8.1 - Terminology Extraction

Term Extraction
TERM EXTRACTION (Figure 1) is sometimes referred to as term-recognition or term-identification. Most software tools with this functionality are monolingual, and they attempt to analyze source texts in order to identify TERM CANDIDATES (i.e. words that have a high potential for being terms in certain specialized field).

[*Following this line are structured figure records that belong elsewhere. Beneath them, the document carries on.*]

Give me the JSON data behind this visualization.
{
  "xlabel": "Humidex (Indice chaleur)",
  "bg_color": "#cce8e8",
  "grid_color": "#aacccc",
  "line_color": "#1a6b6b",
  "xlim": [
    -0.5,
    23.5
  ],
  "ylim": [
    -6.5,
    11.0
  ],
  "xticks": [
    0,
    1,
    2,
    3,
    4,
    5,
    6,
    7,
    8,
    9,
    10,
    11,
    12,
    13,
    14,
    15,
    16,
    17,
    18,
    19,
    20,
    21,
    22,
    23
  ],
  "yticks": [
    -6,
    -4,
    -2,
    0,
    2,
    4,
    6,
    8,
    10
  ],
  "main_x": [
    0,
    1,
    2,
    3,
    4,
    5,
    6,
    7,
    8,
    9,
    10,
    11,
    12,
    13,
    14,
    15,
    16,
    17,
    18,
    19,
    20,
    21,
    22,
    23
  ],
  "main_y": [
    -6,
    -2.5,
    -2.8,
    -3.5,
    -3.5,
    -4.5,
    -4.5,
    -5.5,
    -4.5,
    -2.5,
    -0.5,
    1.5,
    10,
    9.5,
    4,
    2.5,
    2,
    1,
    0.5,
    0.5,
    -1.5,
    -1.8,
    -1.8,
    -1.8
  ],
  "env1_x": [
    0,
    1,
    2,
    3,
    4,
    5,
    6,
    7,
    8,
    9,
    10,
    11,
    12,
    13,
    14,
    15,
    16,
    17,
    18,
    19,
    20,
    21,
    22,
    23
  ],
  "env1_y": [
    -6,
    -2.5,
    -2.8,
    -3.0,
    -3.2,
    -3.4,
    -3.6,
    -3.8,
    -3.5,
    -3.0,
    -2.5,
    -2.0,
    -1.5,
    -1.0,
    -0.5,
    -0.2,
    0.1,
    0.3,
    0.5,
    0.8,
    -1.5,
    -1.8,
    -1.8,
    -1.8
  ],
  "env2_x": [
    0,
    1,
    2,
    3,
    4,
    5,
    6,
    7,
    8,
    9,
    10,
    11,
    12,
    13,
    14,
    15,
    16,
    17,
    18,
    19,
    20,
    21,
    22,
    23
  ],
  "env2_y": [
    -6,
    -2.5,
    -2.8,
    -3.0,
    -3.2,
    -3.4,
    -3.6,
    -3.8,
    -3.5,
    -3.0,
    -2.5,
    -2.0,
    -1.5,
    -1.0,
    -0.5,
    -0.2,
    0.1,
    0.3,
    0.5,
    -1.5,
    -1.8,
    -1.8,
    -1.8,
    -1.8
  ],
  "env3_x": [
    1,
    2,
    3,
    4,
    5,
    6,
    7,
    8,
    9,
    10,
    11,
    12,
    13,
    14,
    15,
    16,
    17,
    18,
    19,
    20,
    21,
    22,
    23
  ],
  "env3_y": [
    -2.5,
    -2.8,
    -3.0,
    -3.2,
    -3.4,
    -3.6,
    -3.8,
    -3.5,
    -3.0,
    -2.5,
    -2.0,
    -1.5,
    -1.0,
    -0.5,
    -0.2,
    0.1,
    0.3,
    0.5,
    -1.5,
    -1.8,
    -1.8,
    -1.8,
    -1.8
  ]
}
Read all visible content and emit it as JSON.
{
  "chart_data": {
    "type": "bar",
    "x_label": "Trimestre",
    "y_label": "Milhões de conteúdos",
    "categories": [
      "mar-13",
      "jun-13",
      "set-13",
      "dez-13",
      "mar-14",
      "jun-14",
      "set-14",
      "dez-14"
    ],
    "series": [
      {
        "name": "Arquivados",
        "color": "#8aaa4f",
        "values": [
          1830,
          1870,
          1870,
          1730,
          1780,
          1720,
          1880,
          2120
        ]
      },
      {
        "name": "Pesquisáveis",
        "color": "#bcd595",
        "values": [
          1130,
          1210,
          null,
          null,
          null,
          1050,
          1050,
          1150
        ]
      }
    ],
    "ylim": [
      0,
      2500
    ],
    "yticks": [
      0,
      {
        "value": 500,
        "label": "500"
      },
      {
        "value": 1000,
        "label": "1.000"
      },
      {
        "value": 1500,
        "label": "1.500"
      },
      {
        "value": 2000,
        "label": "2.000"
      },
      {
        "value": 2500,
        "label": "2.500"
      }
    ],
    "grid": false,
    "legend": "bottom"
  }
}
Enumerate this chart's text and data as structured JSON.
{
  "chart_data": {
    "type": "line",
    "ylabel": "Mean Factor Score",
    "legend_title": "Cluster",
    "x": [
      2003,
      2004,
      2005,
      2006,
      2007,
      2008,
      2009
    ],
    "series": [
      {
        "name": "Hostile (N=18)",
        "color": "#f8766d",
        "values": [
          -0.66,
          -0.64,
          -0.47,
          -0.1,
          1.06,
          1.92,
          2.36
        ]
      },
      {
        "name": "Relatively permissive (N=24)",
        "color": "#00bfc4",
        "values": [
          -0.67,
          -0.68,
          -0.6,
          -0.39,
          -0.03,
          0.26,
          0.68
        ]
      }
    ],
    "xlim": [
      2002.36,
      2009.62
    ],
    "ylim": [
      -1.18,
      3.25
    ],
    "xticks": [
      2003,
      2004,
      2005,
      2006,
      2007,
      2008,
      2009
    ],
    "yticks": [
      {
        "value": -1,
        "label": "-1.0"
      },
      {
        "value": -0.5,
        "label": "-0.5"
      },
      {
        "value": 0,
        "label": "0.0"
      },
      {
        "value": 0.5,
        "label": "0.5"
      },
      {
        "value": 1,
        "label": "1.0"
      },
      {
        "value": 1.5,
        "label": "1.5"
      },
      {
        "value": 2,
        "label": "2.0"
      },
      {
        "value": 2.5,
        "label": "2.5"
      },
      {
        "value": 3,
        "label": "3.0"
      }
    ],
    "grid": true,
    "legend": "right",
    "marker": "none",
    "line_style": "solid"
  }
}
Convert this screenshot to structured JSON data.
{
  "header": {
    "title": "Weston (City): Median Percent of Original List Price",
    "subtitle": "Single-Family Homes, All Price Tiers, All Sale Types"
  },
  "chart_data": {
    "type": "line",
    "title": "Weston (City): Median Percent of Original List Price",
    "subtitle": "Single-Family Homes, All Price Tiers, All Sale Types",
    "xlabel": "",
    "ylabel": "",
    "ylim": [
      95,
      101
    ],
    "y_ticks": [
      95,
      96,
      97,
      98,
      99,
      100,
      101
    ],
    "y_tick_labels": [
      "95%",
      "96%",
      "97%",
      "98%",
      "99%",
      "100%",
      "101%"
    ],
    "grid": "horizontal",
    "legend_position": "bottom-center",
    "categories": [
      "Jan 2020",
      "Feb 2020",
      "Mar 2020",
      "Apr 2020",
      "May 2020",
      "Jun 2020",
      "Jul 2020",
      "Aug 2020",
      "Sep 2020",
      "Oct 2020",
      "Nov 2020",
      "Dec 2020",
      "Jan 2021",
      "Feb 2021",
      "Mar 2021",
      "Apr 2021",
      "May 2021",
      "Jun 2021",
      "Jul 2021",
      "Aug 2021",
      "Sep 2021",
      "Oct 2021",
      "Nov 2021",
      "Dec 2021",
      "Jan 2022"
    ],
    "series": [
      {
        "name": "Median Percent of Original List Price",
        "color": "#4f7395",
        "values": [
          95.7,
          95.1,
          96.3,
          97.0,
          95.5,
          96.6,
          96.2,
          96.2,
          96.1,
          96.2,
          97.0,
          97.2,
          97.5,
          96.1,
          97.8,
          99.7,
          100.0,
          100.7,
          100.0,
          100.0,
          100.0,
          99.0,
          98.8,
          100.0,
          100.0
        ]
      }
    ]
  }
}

Currently, there are also some bilingual tools either ready for use or under development. These analyze existing source texts along with their translations in an attempt to identify potential terms and their equivalents. This process can help a translator build a termbase more quickly. It must be remembered though, that despite the initial term extraction by computer, the output has to be verified by a human translator. The main difference from building a (key)wordlist is that the terminology extraction tries to find multi-word units.
__________________
Reflection #1: Look at Figure 1 on the right and try to answer the question: If terms end up in the bucket at the bottom, what comes out of the upper drain?
There are two approaches to terms extraction: the linguistic or the statistic. The first approach is about identification of word combinations that match certain part-of-speech patterns. For example, in English, many terms consist of NOUN+NOUN or ADJECTIVE+NOUN combination. The statistical approach, on the other hand, is about looking for repetitions. The so called FREQUENCY THRESHOLD (the number of times that series of words must be repeated) can often be specified by the user. The statistical approach is usually based on mutual information score (MI) which operates on the following hypothesis:
"if two lexical items appear together more often than they appear separately, the multi-word unit may be a term candidate". (Bowker 2008, 83)
Both approaches produce either SILENCE (situations, when terms are not found because the search criteria omit many cases; or not all of the terms will be repeated frequently enough) or NOISE (the criteria of search are too broad that too many useless term candidates are produced).
(Bowker 2008, 82-86)
__________________
Reflection #2: Suppose you have a 20-page document that has to be translated. What frequency threshold will you set to extract most of the terms in that text?